Friday, September 21, 2012

Migraines: Having one

I wrote this a few months ago while I was in the middle of a migraine. I wanted to have something to look back at so I could really describe it to my doctor, in case he needed to know specifics. I have a second one written from a few weeks after this one, which I will post later. At the time I was laying on the couch, waiting for my pain pills to kick in. Feel free to comment or ask questions as you like. I have a lot of experience with migraines, after all.


I stare at the wall, feeling that pain behind my right eyeball. Someone is stabbing my eye. Over and over, it repeats until I have to close my eyes and shift my body out of the lamp light, so my eyes don’t see the light. It hurts less that way. My sinus’ feel tight, like they are stretched out over my face, pressing against my nose. Breathing through my nose feels funny. Like I’m going to break out in a nosebleed any second now.

I close my eyes and for a second, they become so heavy I cannot open them. The feeling passes. Now it just feels like the lashes are glued together.

I try to take deep breaths, to ease the pain, but that thing behind my eyes doesn't stop the unrelenting push and stab. Which is it? Push? Stab? Both? It extends down to my jaw. My teeth feel flattened. My mouth hurts in the back and I keep imagining my molars are going to crack the next time I chew on something. It feels like I could make diamonds out of coal, so tight are my teeth against each other. It feels good to clench my teeth, takes some of the pressure away from my eyes, but it doesn’t last. Seconds later my jaw aches and I have to open my mouth and wiggle my jaw back and forth to relax it.

My eye throbbs. I swear I could lift my eye out and see yellow fatty substances behind it. Like a cancerous growth, pushing on the back of my eye next to my nose. I want to scoop the yellow fatty substance out with a tiny spoon, between the eye and the bone making up my eyebrow. I know if I could scoop this pain out, it wouldn’t be there.

I dig my thumb between my eye and nose, where the eyebrow bone meets and push hard enough to indent the eyeball. It brings a flash of relief, enough to make me feel better and enough to make my head feel worse once the relief is over. I drag my thumb down my eyebrow to my temple. There I can feel the swollen muscle (or maybe tendon) there, resting. No, throbbing. I press it. Oh it feels good. I press it again, harder, grinding my thumb into it. I wonder how hard I can press on my temple before I do some serious damage.

I start pinching the skin together between the temple and my eyebrow. It hurts, but it’s a good hurt. It’s not the pain behind the eyes hurt. I grab a fistfull of hair next to my temple and put on it, hard. Pulling makes the pain go away.

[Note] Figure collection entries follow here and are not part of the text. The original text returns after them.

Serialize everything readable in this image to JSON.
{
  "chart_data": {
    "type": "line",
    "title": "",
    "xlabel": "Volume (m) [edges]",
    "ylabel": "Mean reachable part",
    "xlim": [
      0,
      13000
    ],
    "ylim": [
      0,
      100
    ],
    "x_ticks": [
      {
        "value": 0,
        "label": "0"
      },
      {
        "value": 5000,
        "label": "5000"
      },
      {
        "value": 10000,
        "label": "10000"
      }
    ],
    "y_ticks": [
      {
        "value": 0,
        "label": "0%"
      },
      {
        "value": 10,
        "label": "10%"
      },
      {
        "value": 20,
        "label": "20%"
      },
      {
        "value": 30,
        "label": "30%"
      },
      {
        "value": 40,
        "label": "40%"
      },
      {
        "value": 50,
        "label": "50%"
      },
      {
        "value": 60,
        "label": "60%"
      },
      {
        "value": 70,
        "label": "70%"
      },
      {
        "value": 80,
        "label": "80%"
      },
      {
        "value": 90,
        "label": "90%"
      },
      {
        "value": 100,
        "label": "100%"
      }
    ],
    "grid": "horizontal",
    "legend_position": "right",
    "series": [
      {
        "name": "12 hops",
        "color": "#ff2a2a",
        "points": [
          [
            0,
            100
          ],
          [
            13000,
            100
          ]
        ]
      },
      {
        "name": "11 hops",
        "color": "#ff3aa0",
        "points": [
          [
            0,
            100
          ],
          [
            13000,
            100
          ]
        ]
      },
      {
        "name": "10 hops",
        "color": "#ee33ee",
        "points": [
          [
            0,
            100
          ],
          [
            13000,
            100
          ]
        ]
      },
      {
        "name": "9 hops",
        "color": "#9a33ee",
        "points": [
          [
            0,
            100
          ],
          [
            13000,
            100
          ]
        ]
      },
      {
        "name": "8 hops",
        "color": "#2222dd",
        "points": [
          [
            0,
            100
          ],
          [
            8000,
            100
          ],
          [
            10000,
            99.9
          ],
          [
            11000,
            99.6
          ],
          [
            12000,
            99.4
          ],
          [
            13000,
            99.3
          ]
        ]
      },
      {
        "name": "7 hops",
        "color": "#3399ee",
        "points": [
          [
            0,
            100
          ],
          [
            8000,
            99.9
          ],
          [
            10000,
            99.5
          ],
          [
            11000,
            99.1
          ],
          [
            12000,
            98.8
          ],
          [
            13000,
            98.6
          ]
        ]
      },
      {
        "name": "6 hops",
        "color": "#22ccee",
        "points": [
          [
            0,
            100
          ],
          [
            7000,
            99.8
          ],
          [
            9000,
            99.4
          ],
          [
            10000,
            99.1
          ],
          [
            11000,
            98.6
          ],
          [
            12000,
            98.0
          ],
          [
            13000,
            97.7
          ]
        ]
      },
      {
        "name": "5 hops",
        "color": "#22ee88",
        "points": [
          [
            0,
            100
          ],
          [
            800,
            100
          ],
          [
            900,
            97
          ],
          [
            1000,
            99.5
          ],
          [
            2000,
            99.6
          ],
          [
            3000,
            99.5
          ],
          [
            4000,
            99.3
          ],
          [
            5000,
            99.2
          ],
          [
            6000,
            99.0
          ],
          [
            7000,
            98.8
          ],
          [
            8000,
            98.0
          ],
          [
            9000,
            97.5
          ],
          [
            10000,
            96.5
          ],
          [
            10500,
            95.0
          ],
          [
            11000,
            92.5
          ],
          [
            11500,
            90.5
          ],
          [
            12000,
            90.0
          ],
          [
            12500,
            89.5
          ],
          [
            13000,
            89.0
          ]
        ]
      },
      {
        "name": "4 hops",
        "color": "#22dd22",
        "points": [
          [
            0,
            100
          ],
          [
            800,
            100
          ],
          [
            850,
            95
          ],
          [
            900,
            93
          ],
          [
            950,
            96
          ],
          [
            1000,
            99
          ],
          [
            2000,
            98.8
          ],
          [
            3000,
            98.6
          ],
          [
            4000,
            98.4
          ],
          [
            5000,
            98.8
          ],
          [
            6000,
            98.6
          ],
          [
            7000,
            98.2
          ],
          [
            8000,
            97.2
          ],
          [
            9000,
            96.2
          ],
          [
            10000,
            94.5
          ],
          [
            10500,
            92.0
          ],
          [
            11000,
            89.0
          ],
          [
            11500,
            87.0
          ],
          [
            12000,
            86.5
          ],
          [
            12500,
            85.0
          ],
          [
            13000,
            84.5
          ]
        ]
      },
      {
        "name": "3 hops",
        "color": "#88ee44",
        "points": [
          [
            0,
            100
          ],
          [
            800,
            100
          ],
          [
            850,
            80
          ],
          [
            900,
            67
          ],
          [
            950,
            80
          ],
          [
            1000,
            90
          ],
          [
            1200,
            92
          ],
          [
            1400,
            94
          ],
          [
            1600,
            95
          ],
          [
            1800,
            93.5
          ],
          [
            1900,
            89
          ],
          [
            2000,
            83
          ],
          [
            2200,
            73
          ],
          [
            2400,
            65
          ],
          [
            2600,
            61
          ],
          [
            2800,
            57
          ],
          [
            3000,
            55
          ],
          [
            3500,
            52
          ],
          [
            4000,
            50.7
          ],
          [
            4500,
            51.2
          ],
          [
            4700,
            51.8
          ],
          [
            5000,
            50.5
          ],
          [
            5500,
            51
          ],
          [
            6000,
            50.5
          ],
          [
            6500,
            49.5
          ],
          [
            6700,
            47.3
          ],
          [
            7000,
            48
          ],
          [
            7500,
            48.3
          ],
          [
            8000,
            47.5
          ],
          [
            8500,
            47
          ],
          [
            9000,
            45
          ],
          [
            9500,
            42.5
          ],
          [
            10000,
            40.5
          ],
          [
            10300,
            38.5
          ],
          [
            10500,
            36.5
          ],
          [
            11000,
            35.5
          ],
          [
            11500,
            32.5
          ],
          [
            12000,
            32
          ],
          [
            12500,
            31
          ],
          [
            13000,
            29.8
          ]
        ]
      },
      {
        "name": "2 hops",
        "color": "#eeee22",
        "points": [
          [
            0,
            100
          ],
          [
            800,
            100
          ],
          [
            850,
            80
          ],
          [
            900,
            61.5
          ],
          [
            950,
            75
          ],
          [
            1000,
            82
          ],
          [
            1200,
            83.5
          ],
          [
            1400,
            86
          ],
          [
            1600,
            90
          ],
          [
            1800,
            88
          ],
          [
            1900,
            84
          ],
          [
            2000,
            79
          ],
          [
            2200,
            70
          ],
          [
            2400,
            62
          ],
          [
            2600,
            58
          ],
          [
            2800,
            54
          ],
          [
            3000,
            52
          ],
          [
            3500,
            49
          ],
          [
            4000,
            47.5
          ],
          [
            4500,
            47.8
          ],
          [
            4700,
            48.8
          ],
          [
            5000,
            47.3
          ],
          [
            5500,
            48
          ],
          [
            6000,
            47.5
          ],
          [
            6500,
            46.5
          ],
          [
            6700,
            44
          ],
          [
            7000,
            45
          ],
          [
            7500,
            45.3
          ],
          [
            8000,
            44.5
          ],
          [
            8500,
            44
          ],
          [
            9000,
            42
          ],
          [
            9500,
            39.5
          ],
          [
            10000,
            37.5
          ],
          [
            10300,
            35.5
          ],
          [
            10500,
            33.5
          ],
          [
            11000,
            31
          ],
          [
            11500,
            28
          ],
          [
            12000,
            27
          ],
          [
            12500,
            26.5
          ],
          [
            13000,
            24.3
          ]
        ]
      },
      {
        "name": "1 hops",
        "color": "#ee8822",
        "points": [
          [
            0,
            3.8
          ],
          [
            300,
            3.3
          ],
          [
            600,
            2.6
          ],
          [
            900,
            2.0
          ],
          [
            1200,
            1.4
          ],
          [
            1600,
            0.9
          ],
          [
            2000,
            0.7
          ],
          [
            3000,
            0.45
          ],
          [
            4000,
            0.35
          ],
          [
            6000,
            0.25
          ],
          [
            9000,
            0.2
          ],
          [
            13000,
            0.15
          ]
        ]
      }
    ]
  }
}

It lasts a whole minute, then that thing is back, pushing on the back of my eye.

I put my fingers on top of my eye, right below the bone and press gently. It feels like I’m pushing my eye back into my head. I know I’m not, but it feels like it.

I open my eyes, close them, open them again. Everything is bright, blindingly so. Even moving my eyeballs around, looking from one corner of the room to the other, hurts. What causes the eyes themselves to hurt when they move? Well, migraines of course. I swear something is there behind my eye, but I know there isn’t.

The pain is enough to drive me crazy. I want to snap at everything and be churlish, but I can’t. Life doesn’t end just because you’ve got a bad head. My eyes are heavy and gritty. My body is not yet tired, but my head could pass me out at any second. I’ve already taken my meds, they make me tired too, and the only last 6 hours instead of the 12 they are suppose to last.